Last edited: February 08, 2005

Administration Wants Gay Military Suit Tossed, February 7, 2005

By Paul Johnson, Washington Bureau Chief

Washington—The White House asked a federal court Monday to dismiss a lawsuit challenging “don’t ask, don’t tell”.

Twelve lesbian and gay veterans are suing in Federal Court in Boston seeking reinstatement in the Armed Forces.

All 12 had been discharged under the military’s “Don’t Ask, Don’t Tell” ban on gays in the military. Each served during the current war on terror.

Their lawsuit depends on the landmark Supreme Court sodomy ruling that said gays are entitled to equal protection under the law.
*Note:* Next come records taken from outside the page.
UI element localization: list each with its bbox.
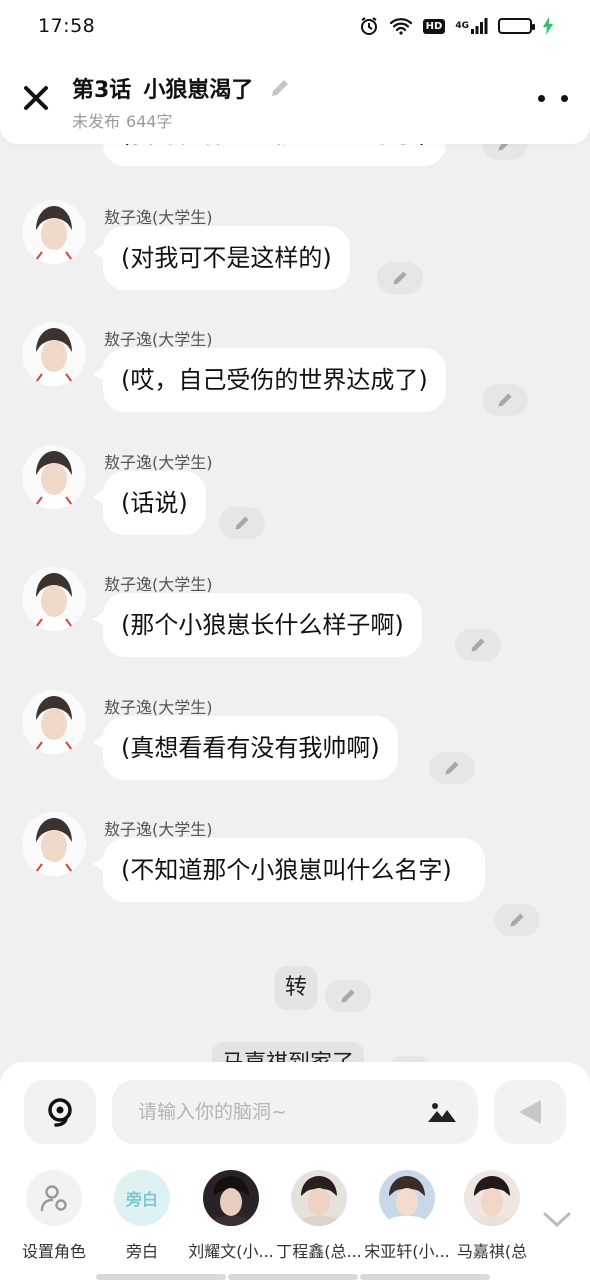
character-avatar-icon — [203, 1170, 259, 1226]
status-bar: 17:58 HD 4G — [0, 0, 590, 52]
voice-button[interactable] — [24, 1080, 96, 1144]
role-label: 丁程鑫(总... — [276, 1242, 362, 1261]
role-avatar — [203, 1170, 259, 1226]
title-row[interactable]: 第3话 小狼崽渴了 — [72, 72, 291, 104]
status-time: 17:58 — [38, 15, 96, 37]
alarm-icon — [359, 16, 379, 36]
sender-name: 敖子逸(大学生) — [104, 330, 213, 349]
pencil-icon — [445, 761, 459, 775]
character-avatar-icon — [22, 812, 86, 876]
edit-message-button[interactable] — [482, 384, 528, 416]
edit-message-button[interactable] — [429, 752, 475, 784]
close-button[interactable] — [20, 82, 52, 114]
sender-name: 敖子逸(大学生) — [104, 208, 213, 227]
role-avatar — [379, 1170, 435, 1226]
message-bubble[interactable]: (那个小狼崽长什么样子啊) — [93, 593, 422, 657]
message-bubble[interactable]: (哎，自己受伤的世界达成了) — [93, 348, 446, 412]
chapter-number: 第3话 — [72, 78, 132, 103]
signal-icon: 4G — [455, 17, 488, 35]
role-label: 刘耀文(小... — [188, 1242, 274, 1261]
insert-image-button[interactable] — [426, 1098, 458, 1126]
voice-icon — [48, 1098, 72, 1127]
role-avatar — [464, 1170, 520, 1226]
role-label: 宋亚轩(小... — [364, 1242, 450, 1261]
battery-icon — [498, 18, 535, 34]
role-character[interactable]: 丁程鑫(总... — [276, 1170, 362, 1262]
avatar[interactable] — [22, 812, 86, 876]
message-bubble[interactable]: (话说) — [93, 471, 206, 535]
pencil-icon — [471, 638, 485, 652]
edit-message-button[interactable] — [455, 629, 501, 661]
chapter-title: 小狼崽渴了 — [143, 78, 254, 103]
message-bubble[interactable]: (对我可不是这样的) — [93, 226, 350, 290]
chapter-meta: 未发布 644字 — [72, 108, 173, 132]
status-icons: HD 4G — [359, 16, 554, 36]
network-label: 4G — [455, 21, 469, 31]
sender-name: 敖子逸(大学生) — [104, 453, 213, 472]
pencil-icon — [498, 393, 512, 407]
chevron-down-icon — [543, 1212, 571, 1228]
role-setup-circle — [26, 1170, 82, 1226]
role-narrator[interactable]: 旁白 旁白 — [99, 1170, 185, 1262]
wifi-icon — [389, 17, 413, 35]
more-dot-icon — [561, 94, 568, 102]
edit-message-button[interactable] — [494, 904, 540, 936]
avatar[interactable] — [22, 445, 86, 509]
editor-header: 第3话 小狼崽渴了 未发布 644字 — [0, 52, 590, 144]
input-panel: 设置角色 旁白 旁白 刘耀文(小... 丁程鑫(总... 宋亚轩(小... — [0, 1062, 590, 1280]
character-avatar-icon — [22, 567, 86, 631]
pencil-icon — [272, 80, 289, 96]
sender-name: 敖子逸(大学生) — [104, 575, 213, 594]
user-settings-icon — [40, 1185, 67, 1212]
character-avatar-icon — [291, 1170, 347, 1226]
sender-name: 敖子逸(大学生) — [104, 820, 213, 839]
pencil-icon — [393, 271, 407, 285]
expand-roles-button[interactable] — [540, 1206, 574, 1234]
role-setup[interactable]: 设置角色 — [11, 1170, 97, 1262]
role-character[interactable]: 马嘉祺(总 — [452, 1170, 532, 1262]
character-avatar-icon — [22, 200, 86, 264]
role-character[interactable]: 宋亚轩(小... — [364, 1170, 450, 1262]
avatar[interactable] — [22, 690, 86, 754]
message-bubble[interactable]: (不知道那个小狼崽叫什么名字) — [93, 838, 485, 902]
avatar[interactable] — [22, 200, 86, 264]
sender-name: 敖子逸(大学生) — [104, 698, 213, 717]
close-icon — [24, 86, 48, 110]
message-bubble[interactable]: (真想看看有没有我帅啊) — [93, 716, 398, 780]
role-narrator-circle: 旁白 — [114, 1170, 170, 1226]
character-avatar-icon — [379, 1170, 435, 1226]
role-character[interactable]: 刘耀文(小... — [188, 1170, 274, 1262]
avatar[interactable] — [22, 567, 86, 631]
avatar[interactable] — [22, 322, 86, 386]
send-button[interactable] — [494, 1080, 566, 1144]
pencil-icon — [341, 989, 355, 1003]
chat-area[interactable]: (我哥他什么时候这么温柔了) 敖子逸(大学生) (对我可不是这样的) 敖子逸(大… — [0, 130, 590, 1080]
pencil-icon — [235, 516, 249, 530]
edit-message-button[interactable] — [377, 262, 423, 294]
role-scroll-indicator — [96, 1274, 490, 1280]
pencil-icon — [510, 913, 524, 927]
character-avatar-icon — [22, 445, 86, 509]
more-button[interactable] — [538, 88, 568, 108]
role-bar: 设置角色 旁白 旁白 刘耀文(小... 丁程鑫(总... 宋亚轩(小... 马嘉… — [0, 1170, 590, 1266]
role-label: 马嘉祺(总 — [456, 1242, 528, 1261]
edit-message-button[interactable] — [219, 507, 265, 539]
image-icon — [428, 1103, 456, 1122]
narration-bubble[interactable]: 转 — [275, 966, 318, 1010]
edit-narration-button[interactable] — [325, 980, 371, 1012]
charging-icon — [542, 17, 554, 35]
role-label: 设置角色 — [21, 1242, 86, 1261]
send-icon — [519, 1100, 541, 1124]
role-label: 旁白 — [125, 1242, 158, 1261]
word-count: 644字 — [126, 112, 173, 131]
hd-icon: HD — [422, 18, 446, 34]
edit-title-button[interactable] — [269, 77, 291, 99]
publish-status: 未发布 — [72, 112, 121, 131]
role-avatar — [291, 1170, 347, 1226]
more-dot-icon — [538, 94, 545, 102]
character-avatar-icon — [464, 1170, 520, 1226]
character-avatar-icon — [22, 690, 86, 754]
story-input[interactable] — [112, 1080, 478, 1144]
character-avatar-icon — [22, 322, 86, 386]
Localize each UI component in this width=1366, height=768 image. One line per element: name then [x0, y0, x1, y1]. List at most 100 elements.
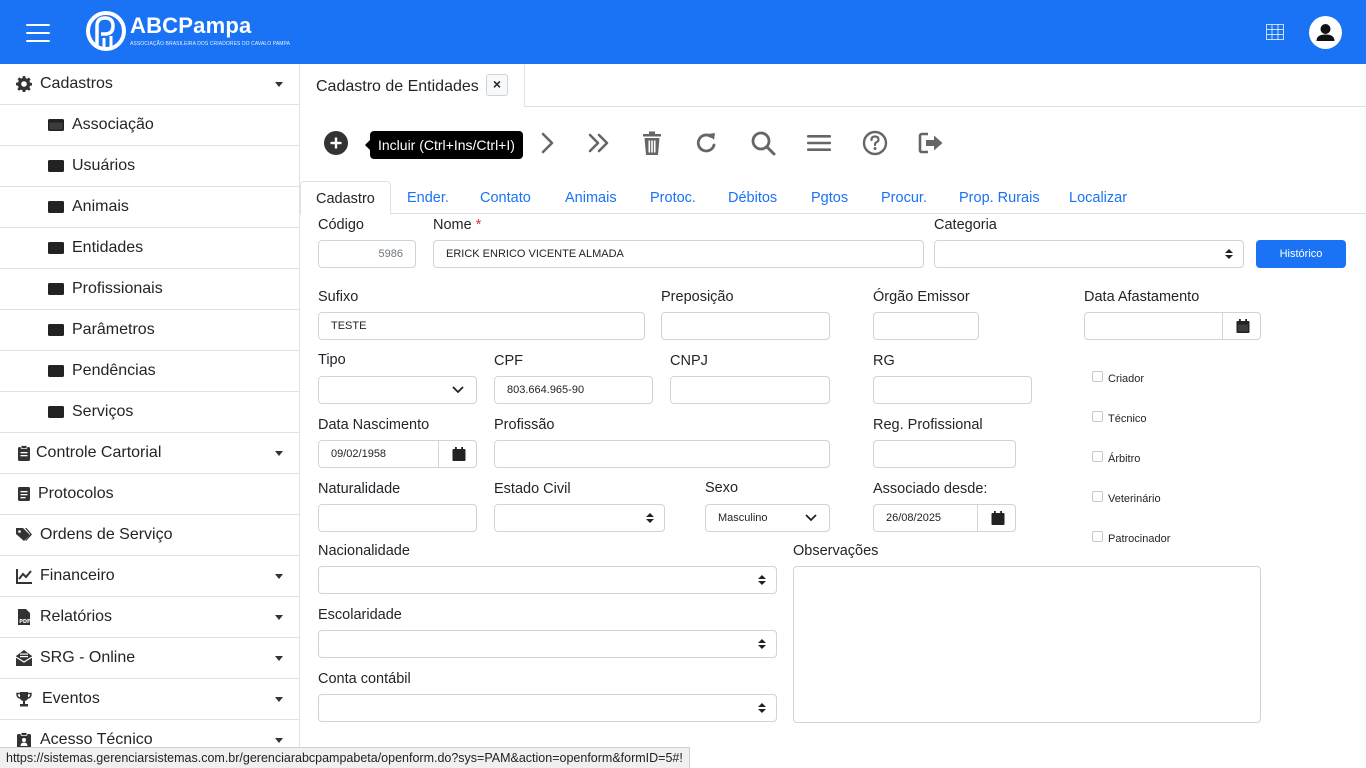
sidebar-item-entidades[interactable]: Entidades: [0, 228, 299, 269]
hamburger-menu-icon[interactable]: [26, 24, 50, 42]
form-tabs: Cadastro Ender. Contato Animais Protoc. …: [300, 181, 1366, 215]
orgao-emissor-field[interactable]: [873, 312, 979, 340]
veterinario-checkbox[interactable]: [1092, 491, 1103, 502]
codigo-field[interactable]: 5986: [318, 240, 416, 268]
search-icon: [751, 131, 776, 156]
tab-localizar[interactable]: Localizar: [1069, 181, 1127, 214]
data-nascimento-field[interactable]: 09/02/1958: [318, 440, 439, 468]
sidebar-item-ordens-de-servico[interactable]: Ordens de Serviço: [0, 515, 299, 556]
sidebar-item-associacao[interactable]: Associação: [0, 105, 299, 146]
tab-divider: [525, 106, 1366, 107]
nacionalidade-select[interactable]: [318, 566, 777, 594]
tecnico-label: Técnico: [1108, 413, 1147, 425]
tab-procur[interactable]: Procur.: [881, 181, 927, 214]
sidebar-item-label: Eventos: [42, 690, 100, 707]
sidebar-item-eventos[interactable]: Eventos: [0, 679, 299, 720]
escolaridade-label: Escolaridade: [318, 607, 402, 623]
select-arrows-icon: [1225, 249, 1233, 259]
help-button[interactable]: [860, 128, 890, 158]
refresh-button[interactable]: [692, 128, 722, 158]
sidebar-item-relatorios[interactable]: PDF Relatórios: [0, 597, 299, 638]
sidebar-item-animais[interactable]: Animais: [0, 187, 299, 228]
sidebar-item-srg-online[interactable]: SRG - Online: [0, 638, 299, 679]
sidebar: Cadastros Associação Usuários Animais En…: [0, 64, 300, 768]
sidebar-item-profissionais[interactable]: Profissionais: [0, 269, 299, 310]
categoria-select[interactable]: [934, 240, 1244, 268]
cpf-label: CPF: [494, 353, 523, 369]
sidebar-item-label: Parâmetros: [72, 321, 155, 338]
form-tab[interactable]: Cadastro de Entidades ×: [300, 64, 525, 107]
tipo-select[interactable]: [318, 376, 477, 404]
sidebar-item-protocolos[interactable]: Protocolos: [0, 474, 299, 515]
patrocinador-checkbox[interactable]: [1092, 531, 1103, 542]
sidebar-item-parametros[interactable]: Parâmetros: [0, 310, 299, 351]
sidebar-item-controle-cartorial[interactable]: Controle Cartorial: [0, 433, 299, 474]
sidebar-item-cadastros[interactable]: Cadastros: [0, 64, 299, 105]
observacoes-label: Observações: [793, 543, 879, 559]
naturalidade-field[interactable]: [318, 504, 477, 532]
sexo-select[interactable]: Masculino: [705, 504, 830, 532]
tab-prop-rurais[interactable]: Prop. Rurais: [959, 181, 1040, 214]
chevron-right-icon: [541, 132, 554, 154]
data-afastamento-field[interactable]: [1084, 312, 1223, 340]
cpf-field[interactable]: 803.664.965-90: [494, 376, 653, 404]
profissao-field[interactable]: [494, 440, 830, 468]
exit-button[interactable]: [916, 128, 946, 158]
sidebar-item-servicos[interactable]: Serviços: [0, 392, 299, 433]
sidebar-item-usuarios[interactable]: Usuários: [0, 146, 299, 187]
chevron-down-icon: [805, 514, 817, 522]
caret-down-icon: [275, 656, 283, 661]
naturalidade-label: Naturalidade: [318, 481, 401, 497]
sidebar-item-financeiro[interactable]: Financeiro: [0, 556, 299, 597]
pdf-icon: PDF: [18, 609, 30, 625]
clipboard-icon: [18, 445, 30, 461]
sidebar-item-pendencias[interactable]: Pendências: [0, 351, 299, 392]
associado-desde-field[interactable]: 26/08/2025: [873, 504, 978, 532]
nome-field[interactable]: ERICK ENRICO VICENTE ALMADA: [433, 240, 924, 268]
add-button[interactable]: [321, 128, 351, 158]
brand-subtitle: ASSOCIAÇÃO BRASILEIRA DOS CRIADORES DO C…: [130, 41, 291, 47]
data-afastamento-calendar-button[interactable]: [1222, 312, 1261, 340]
next-button[interactable]: [533, 128, 563, 158]
historico-button[interactable]: Histórico: [1256, 240, 1346, 268]
sufixo-field[interactable]: TESTE: [318, 312, 645, 340]
user-avatar-icon[interactable]: [1309, 16, 1342, 49]
sexo-value: Masculino: [718, 512, 768, 524]
sidebar-item-label: Financeiro: [40, 567, 115, 584]
tab-cadastro[interactable]: Cadastro: [300, 181, 391, 215]
search-button[interactable]: [748, 128, 778, 158]
data-nascimento-calendar-button[interactable]: [438, 440, 477, 468]
sidebar-item-label: Animais: [72, 198, 129, 215]
estado-civil-select[interactable]: [494, 504, 665, 532]
tab-pgtos[interactable]: Pgtos: [811, 181, 848, 214]
tab-contato[interactable]: Contato: [480, 181, 531, 214]
associado-desde-label: Associado desde:: [873, 481, 988, 497]
preposicao-field[interactable]: [661, 312, 830, 340]
tab-ender[interactable]: Ender.: [407, 181, 449, 214]
data-nascimento-label: Data Nascimento: [318, 417, 430, 433]
sidebar-item-label: Controle Cartorial: [36, 444, 162, 461]
escolaridade-select[interactable]: [318, 630, 777, 658]
conta-contabil-select[interactable]: [318, 694, 777, 722]
arbitro-checkbox[interactable]: [1092, 451, 1103, 462]
cnpj-field[interactable]: [670, 376, 830, 404]
associado-desde-calendar-button[interactable]: [977, 504, 1016, 532]
sidebar-item-label: Pendências: [72, 362, 156, 379]
list-button[interactable]: [804, 128, 834, 158]
delete-button[interactable]: [637, 128, 667, 158]
observacoes-textarea[interactable]: [793, 566, 1261, 723]
rg-field[interactable]: [873, 376, 1032, 404]
last-button[interactable]: [584, 128, 614, 158]
close-tab-button[interactable]: ×: [486, 74, 508, 96]
select-arrows-icon: [758, 703, 766, 713]
tab-protoc[interactable]: Protoc.: [650, 181, 696, 214]
tecnico-checkbox[interactable]: [1092, 411, 1103, 422]
abcpampa-logo-icon[interactable]: [84, 10, 128, 56]
required-marker: *: [475, 217, 482, 233]
criador-checkbox[interactable]: [1092, 371, 1103, 382]
tab-animais[interactable]: Animais: [565, 181, 617, 214]
grid-icon[interactable]: [1266, 24, 1284, 40]
brand-name[interactable]: ABCPampa: [130, 13, 251, 39]
reg-profissional-field[interactable]: [873, 440, 1016, 468]
tab-debitos[interactable]: Débitos: [728, 181, 777, 214]
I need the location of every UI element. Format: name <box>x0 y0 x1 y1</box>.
The suit asserts that “‘Don’t Ask, Don’t Tell’ punishes gay, lesbian and bisexual service members . . . for their sexual orientation and for their private, constitutionally protected conduct. As a result, it has denied and continues to deny them several Constitutional rights, including the right of privacy, equal protection of the law, and freedom of speech.”

Administration lawyers in a brief filed Monday with the court argue that the sodomy ruling has no bearing on the case because the 12 could abstain from sexual activity and not reveal their sexuality.

Courts previously have upheld the policy, approved by Congress and put in place by the Clinton administration.

“These decisions are unaffected by the Supreme Court’s decision,” the administration said in a filing in U.S. District Court in Boston, where the lawsuit was filed.

Two other lawsuits challenging the policy have been filed since the high court’s reversal.

One was brought in California by the Log Cabin Republicans, a political organization for gays. The other was filed in the U.S. Court of Federal Claims, which generally deals with cases involving money. That plaintiff, who was separated from the Army, is seeking to recover his pension and is challenging the ban in the process.